Je dépose juste à côté de moi la pile de livres que je viens d’emprunter. Ils traitent tous des rêves et de leur interprétation. De Freud à Jung, je feuillette quelques pages sans grande conviction jusqu’à ce que je découvre un article d’un psychologue allemand, Paul Tholey, qui évoque les caractéristiques de ce qu’il appelle le « rêve lucide ».

- Il existe quatre critères essentiels pour caractériser le rêve lucide, affirme sèchement une voix masculine.

Je sursaute, manquant de faire tomber mon livre. Un homme barbu d’une quarantaine d’années se tient à mes côtés. De taille moyenne, il n’est pas beaucoup plus grand que moi.

- David Shaw, Professeur de psychologie dans cette université, dit-il en me tendant la main. Je ne crois jamais encore vous avoir vue dans l’un de mes cours, Mlle… ?

- Porter. Abbigail Porter. À vrai dire non, je ne suis pas dans votre faculté. Je poursuis des études de journalisme.

Prenant appui sur la jambe qui me fait le moins souffrir, je me relève maladroitement pour saluer le Professeur Shaw. Quelle idée m’est passée par la tête lorsque je me suis assise sur ces marches ? Il y avait peu de chances pour que j’évite les fourmillements après avoir adopté une posture aussi mauvaise. Derrière ses petites lunettes, le Professeur Shaw prend le temps de m’inspecter de haut en bas avant de poursuivre.

- Tiens, tiens. De journalisme. Auriez-vous donc l’ambition d’écrire un article peut-être ?

- Non, je…

- Abby ! crie une voix féminine.

Chelsea me rejoint et une fois à ma hauteur me prend par le bras avant de poursuivre.

- Bonjour, Professeur Shaw. Je vois que vous avez fait connaissance avec Abby.

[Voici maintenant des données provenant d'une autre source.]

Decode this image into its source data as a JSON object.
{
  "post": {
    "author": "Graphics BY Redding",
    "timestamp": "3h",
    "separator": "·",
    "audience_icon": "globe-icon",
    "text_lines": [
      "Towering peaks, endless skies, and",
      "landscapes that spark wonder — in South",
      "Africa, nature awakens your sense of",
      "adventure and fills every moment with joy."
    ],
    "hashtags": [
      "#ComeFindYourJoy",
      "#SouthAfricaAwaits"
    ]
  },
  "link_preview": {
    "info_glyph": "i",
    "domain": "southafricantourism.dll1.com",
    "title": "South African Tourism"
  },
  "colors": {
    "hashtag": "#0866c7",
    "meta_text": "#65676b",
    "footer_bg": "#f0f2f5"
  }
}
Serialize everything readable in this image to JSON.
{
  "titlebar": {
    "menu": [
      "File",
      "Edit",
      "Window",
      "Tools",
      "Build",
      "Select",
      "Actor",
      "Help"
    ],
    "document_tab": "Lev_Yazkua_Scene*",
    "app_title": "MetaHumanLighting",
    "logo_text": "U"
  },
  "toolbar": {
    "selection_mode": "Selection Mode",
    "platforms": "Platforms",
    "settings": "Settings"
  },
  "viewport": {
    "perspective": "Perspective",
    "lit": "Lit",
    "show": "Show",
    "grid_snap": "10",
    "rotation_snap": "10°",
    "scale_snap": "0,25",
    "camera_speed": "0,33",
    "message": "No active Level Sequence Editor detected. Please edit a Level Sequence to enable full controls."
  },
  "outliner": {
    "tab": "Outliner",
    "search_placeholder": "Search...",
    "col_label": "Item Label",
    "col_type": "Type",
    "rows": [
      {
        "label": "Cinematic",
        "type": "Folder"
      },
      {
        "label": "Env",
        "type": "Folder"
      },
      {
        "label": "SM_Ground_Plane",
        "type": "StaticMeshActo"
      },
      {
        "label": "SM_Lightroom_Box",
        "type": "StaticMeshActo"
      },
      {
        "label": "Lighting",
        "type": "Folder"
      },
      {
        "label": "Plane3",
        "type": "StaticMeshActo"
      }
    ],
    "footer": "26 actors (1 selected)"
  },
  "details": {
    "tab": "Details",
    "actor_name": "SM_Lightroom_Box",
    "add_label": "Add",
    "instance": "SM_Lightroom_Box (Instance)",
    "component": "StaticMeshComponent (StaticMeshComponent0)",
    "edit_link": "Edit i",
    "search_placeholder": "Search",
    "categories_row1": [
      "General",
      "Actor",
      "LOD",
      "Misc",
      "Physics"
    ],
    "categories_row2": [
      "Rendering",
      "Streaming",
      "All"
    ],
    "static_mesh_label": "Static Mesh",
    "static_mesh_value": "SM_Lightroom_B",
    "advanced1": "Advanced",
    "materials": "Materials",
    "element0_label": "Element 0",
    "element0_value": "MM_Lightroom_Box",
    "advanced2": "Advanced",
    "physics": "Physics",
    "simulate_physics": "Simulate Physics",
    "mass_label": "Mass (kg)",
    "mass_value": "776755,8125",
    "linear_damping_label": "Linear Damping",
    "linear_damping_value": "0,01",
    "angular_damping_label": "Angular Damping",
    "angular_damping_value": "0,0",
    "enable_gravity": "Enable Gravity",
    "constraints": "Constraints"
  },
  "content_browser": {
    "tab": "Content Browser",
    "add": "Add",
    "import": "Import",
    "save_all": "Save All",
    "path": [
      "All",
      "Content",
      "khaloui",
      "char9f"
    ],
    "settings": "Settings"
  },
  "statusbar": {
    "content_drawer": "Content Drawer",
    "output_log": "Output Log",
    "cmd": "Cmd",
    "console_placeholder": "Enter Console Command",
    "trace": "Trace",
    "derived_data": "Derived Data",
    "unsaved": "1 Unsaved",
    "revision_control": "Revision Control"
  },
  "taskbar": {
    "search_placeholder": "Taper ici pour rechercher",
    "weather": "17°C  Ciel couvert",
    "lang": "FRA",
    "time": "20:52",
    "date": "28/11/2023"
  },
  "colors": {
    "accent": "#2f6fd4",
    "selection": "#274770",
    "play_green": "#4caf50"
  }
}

C’est l’une des membres de ma sororité dont je vous avais parlé, lui explique-t-elle les yeux ronds.

- Mlle Evans. Comme le monde est petit, soupire-t-il. Merci de vous joindre à nous. Maintenant que vous le dites, je fais effectivement le lien. Mlle Porter, allons à l’essentiel !

Il se tourne vers moi.

- J’ignore si Chelsea vous a parlé de moi, mais rassurez-vous, je resterai tenu au secret quoi que vous me disiez.

J’observe tour à tour Chelsea puis le Professeur Shaw, ne sachant si je ferais mieux de m’enfuir ou si je dois saisir cette opportunité pour en savoir plus sur ce que je vis.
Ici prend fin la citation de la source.